HRT Financial LLC purchased a new stake in shares of Anadarko Petroleum Co. Chevron shares were down 4.2% from Thursday's close of $125.99 a share. Shares went as $65 each.

Anadarko shareholders will receive 0.3869 shares of Chevron and $16.25 in cash for each share they own, or $65 per share.

Chevron Chief Executive Officer Mike Wirth said the deal offers a "compelling and unique fit" because the companies operate in similar areas, both with holdings in shale, offshore, and LNG projects.

BofA Merrill's Doug Leggate thinks "the upside from synergies, significant asset sales and de-risking of several aspects of APC's mix such as LNG development will transfer much of the remaining value uplift" to CVX; the firm upgraded CVX to Buy from Neutral with a $140 price target.

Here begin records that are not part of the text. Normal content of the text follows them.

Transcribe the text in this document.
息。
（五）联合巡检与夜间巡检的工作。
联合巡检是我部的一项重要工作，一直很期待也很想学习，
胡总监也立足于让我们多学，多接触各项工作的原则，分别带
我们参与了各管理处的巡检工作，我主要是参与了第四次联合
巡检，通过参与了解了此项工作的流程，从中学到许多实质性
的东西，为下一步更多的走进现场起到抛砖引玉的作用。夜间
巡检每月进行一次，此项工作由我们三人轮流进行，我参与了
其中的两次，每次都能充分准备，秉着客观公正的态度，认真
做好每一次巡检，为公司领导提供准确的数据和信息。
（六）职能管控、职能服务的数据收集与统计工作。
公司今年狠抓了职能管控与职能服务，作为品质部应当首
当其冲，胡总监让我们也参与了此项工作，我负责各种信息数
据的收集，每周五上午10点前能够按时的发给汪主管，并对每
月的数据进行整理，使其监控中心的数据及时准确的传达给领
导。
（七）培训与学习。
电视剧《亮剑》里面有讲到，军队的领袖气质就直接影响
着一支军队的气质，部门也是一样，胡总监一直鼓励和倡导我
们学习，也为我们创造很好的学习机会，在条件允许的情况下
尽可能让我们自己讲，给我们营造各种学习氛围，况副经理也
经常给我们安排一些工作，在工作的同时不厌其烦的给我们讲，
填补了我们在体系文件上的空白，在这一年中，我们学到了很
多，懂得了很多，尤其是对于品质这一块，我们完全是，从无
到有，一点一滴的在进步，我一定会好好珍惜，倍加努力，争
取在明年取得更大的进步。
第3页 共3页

As oil companies have become more efficient at producing shale oil, which has changed the worldwide equation by making USA oil a rival against the cheap oil produced by Organization of the Petroleum Exporting Countries. It also plans to sell assets worth up to $20 billion between 2020 and 2022, the company said.

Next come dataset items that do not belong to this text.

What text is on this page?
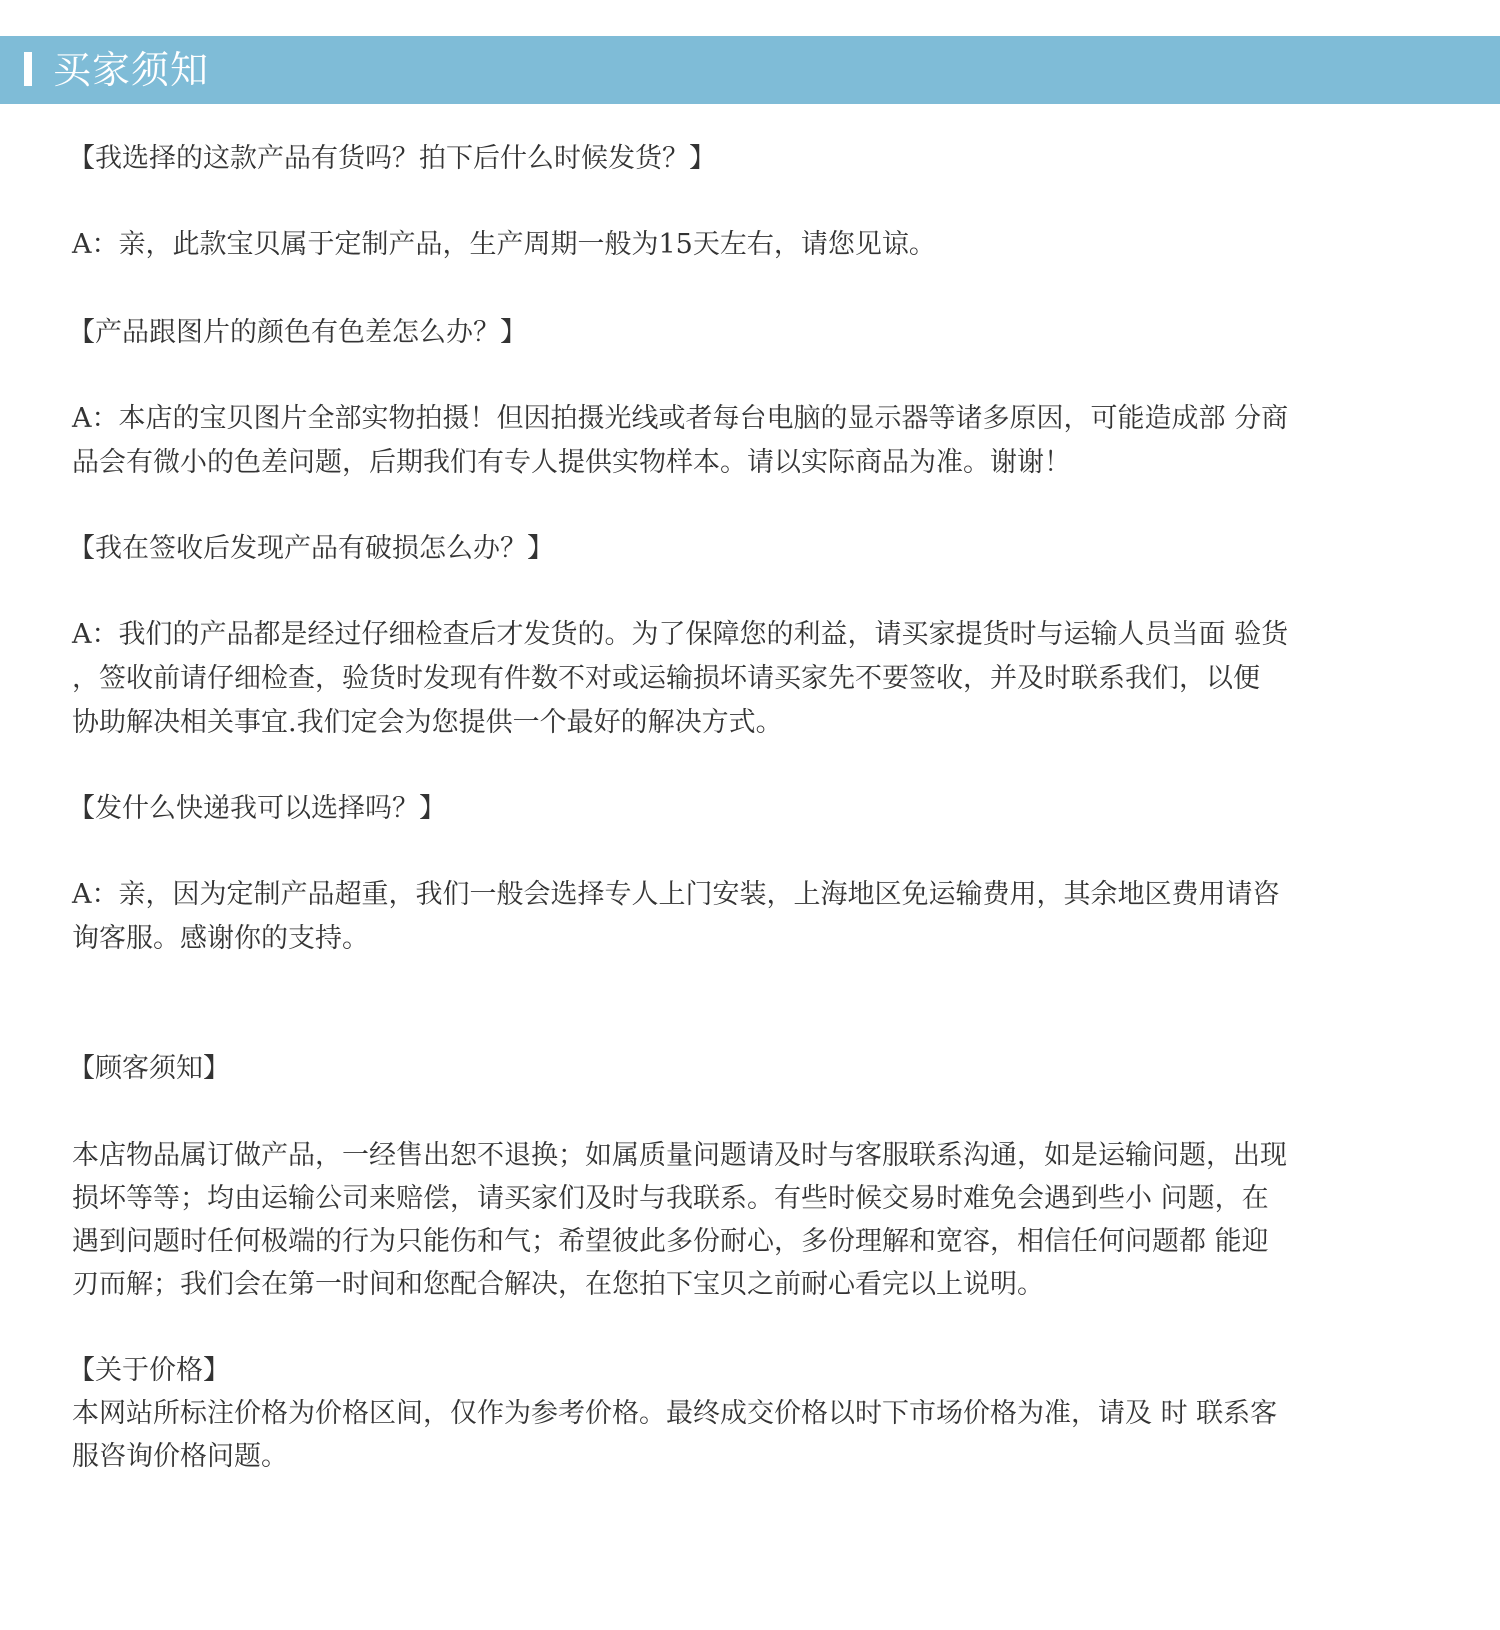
买家须知

【我选择的这款产品有货吗？拍下后什么时候发货？】

A：亲，此款宝贝属于定制产品，生产周期一般为15天左右，请您见谅。

【产品跟图片的颜色有色差怎么办？】

A：本店的宝贝图片全部实物拍摄！但因拍摄光线或者每台电脑的显示器等诸多原因，可能造成部 分商

品会有微小的色差问题，后期我们有专人提供实物样本。请以实际商品为准。谢谢！

【我在签收后发现产品有破损怎么办？】

A：我们的产品都是经过仔细检查后才发货的。为了保障您的利益，请买家提货时与运输人员当面 验货

，签收前请仔细检查，验货时发现有件数不对或运输损坏请买家先不要签收，并及时联系我们，以便

协助解决相关事宜.我们定会为您提供一个最好的解决方式。

【发什么快递我可以选择吗？】

A：亲，因为定制产品超重，我们一般会选择专人上门安装，上海地区免运输费用，其余地区费用请咨

询客服。感谢你的支持。

【顾客须知】

本店物品属订做产品，一经售出恕不退换；如属质量问题请及时与客服联系沟通，如是运输问题，出现

损坏等等；均由运输公司来赔偿，请买家们及时与我联系。有些时候交易时难免会遇到些小 问题，在

遇到问题时任何极端的行为只能伤和气；希望彼此多份耐心，多份理解和宽容，相信任何问题都 能迎

刃而解；我们会在第一时间和您配合解决，在您拍下宝贝之前耐心看完以上说明。

【关于价格】

本网站所标注价格为价格区间，仅作为参考价格。最终成交价格以时下市场价格为准，请及 时 联系客

服咨询价格问题。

Chevron will have greatly expanded access to assets as a result of the combination. When the acquisition is approved sometime in the second half of 219, the Chevron steps one place higher and becomes the second largest oil-and-gas company of the United States of America after ExxonMobil.

"They take their Permian position up a further level".

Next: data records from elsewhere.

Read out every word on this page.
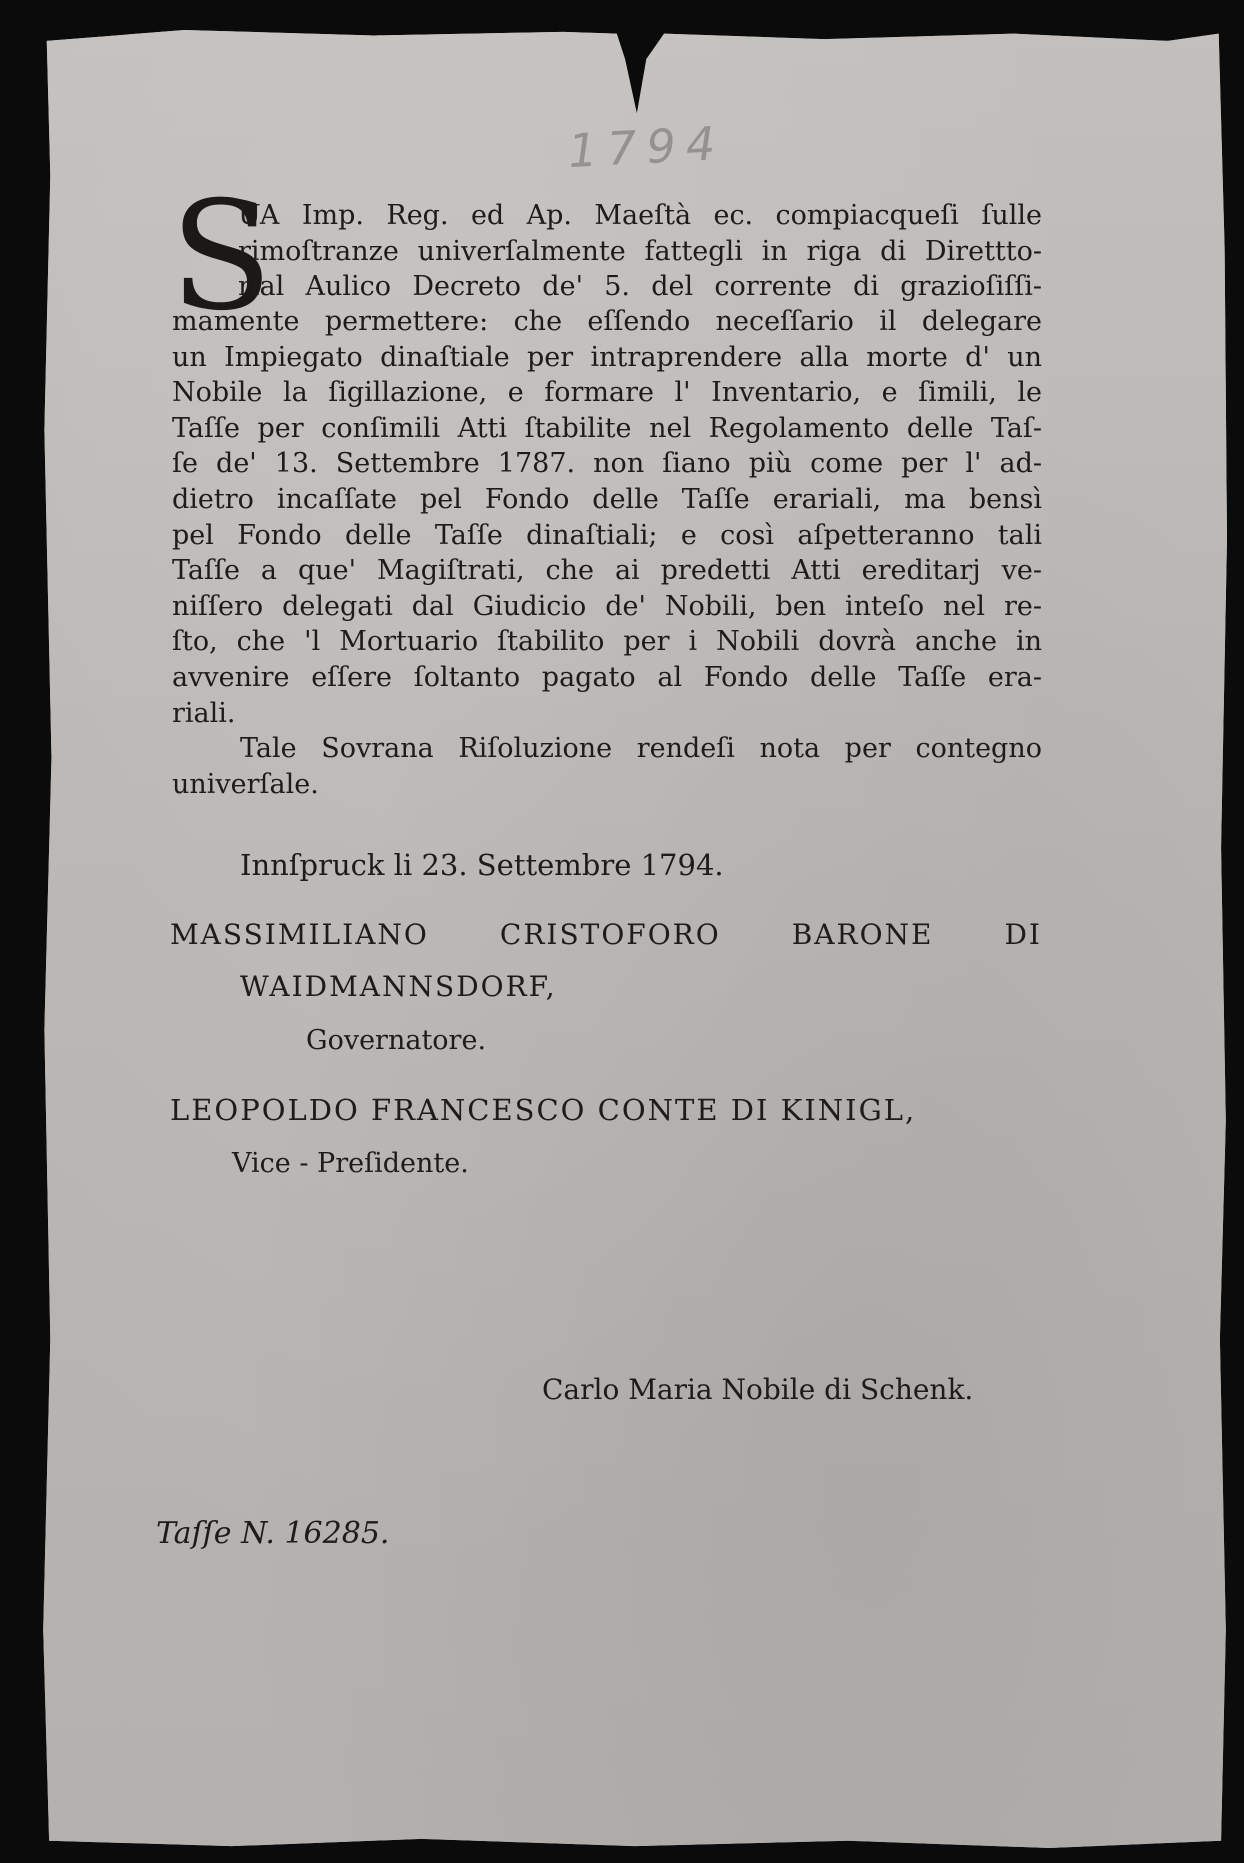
1794
S
UA Imp. Reg. ed Ap. Maeſtà ec. compiacqueſi ſulle
rimoſtranze univerſalmente fattegli in riga di Direttto-
rial Aulico Decreto de' 5. del corrente di grazioſiſſi-
mamente permettere: che eſſendo neceſſario il delegare
un Impiegato dinaſtiale per intraprendere alla morte d' un
Nobile la ſigillazione, e formare l' Inventario, e ſimili, le
Taſſe per conſimili Atti ſtabilite nel Regolamento delle Taſ-
ſe de' 13. Settembre 1787. non ſiano più come per l' ad-
dietro incaſſate pel Fondo delle Taſſe erariali, ma bensì
pel Fondo delle Taſſe dinaſtiali; e così aſpetteranno tali
Taſſe a que' Magiſtrati, che ai predetti Atti ereditarj ve-
niſſero delegati dal Giudicio de' Nobili, ben inteſo nel re-
ſto, che 'l Mortuario ſtabilito per i Nobili dovrà anche in
avvenire eſſere ſoltanto pagato al Fondo delle Taſſe era-
riali.
Tale Sovrana Riſoluzione rendeſi nota per contegno
univerſale.
Innſpruck li 23. Settembre 1794.
MASSIMILIANO CRISTOFORO BARONE DI
WAIDMANNSDORF,
Governatore.
LEOPOLDO FRANCESCO CONTE DI KINIGL,
Vice - Preſidente.
Carlo Maria Nobile di Schenk.
Taſſe N. 16285.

Texas-based Anadarko is mainly focused on exploration and production of crude oil and natural gas.

"If you have large acreage positions like Pioneer and Concho, or lesser but more contiguous positions like Parsley Energy, and you're a pure-play Permian producer, there's no doubt that you are on the radar screen for these majors", said Rob Thummel, portfolio manager at Tortoise Capital Advisors.

Chevron, Exxon, Royal Dutch Shell Plc and BP Plc largely missed out on the first phase of the Permian shale bonanza while more nimble independent producers such as Anadarko pioneered shale drilling technology and leased Permian acreage on the cheap. That is at the heart of Chevron's Permian strategy.

Anadarko also has a handful of overseas ventures, including a major liquefied natural gas project in Mozambique that Chevron said would help bolster one of Chevron's major global businesses. Anadarko Petroleum had a net margin of 4.60% and a return on equity of 10.14%. Drillers have increasingly turned to the low-priced strategy to avoid the massive expense of building multibillion dollar deepwater platforms. With around 1.5 billion barrels of proved reserves, Anadarko will significantly augment Chevron's already strong shale operations. Occidental was the rival bidder that lost out to Chevron in the race to buy Anadarko, sources said on Friday.

The deal, which is subject to shareholder and regulatory approval, is expected to close in the second half of 2019. Chevron said the deal would produce $2 billion in annual cost savings within a year of closing.

At $33 billion, Chevron's acquisition of Anadarko Petroleum is something of a bargain, according to investors. Credit Suisse Group reaffirmed a "buy" rating and issued a $73.00 target price on shares of Anadarko Petroleum in a report on Wednesday, December 19th.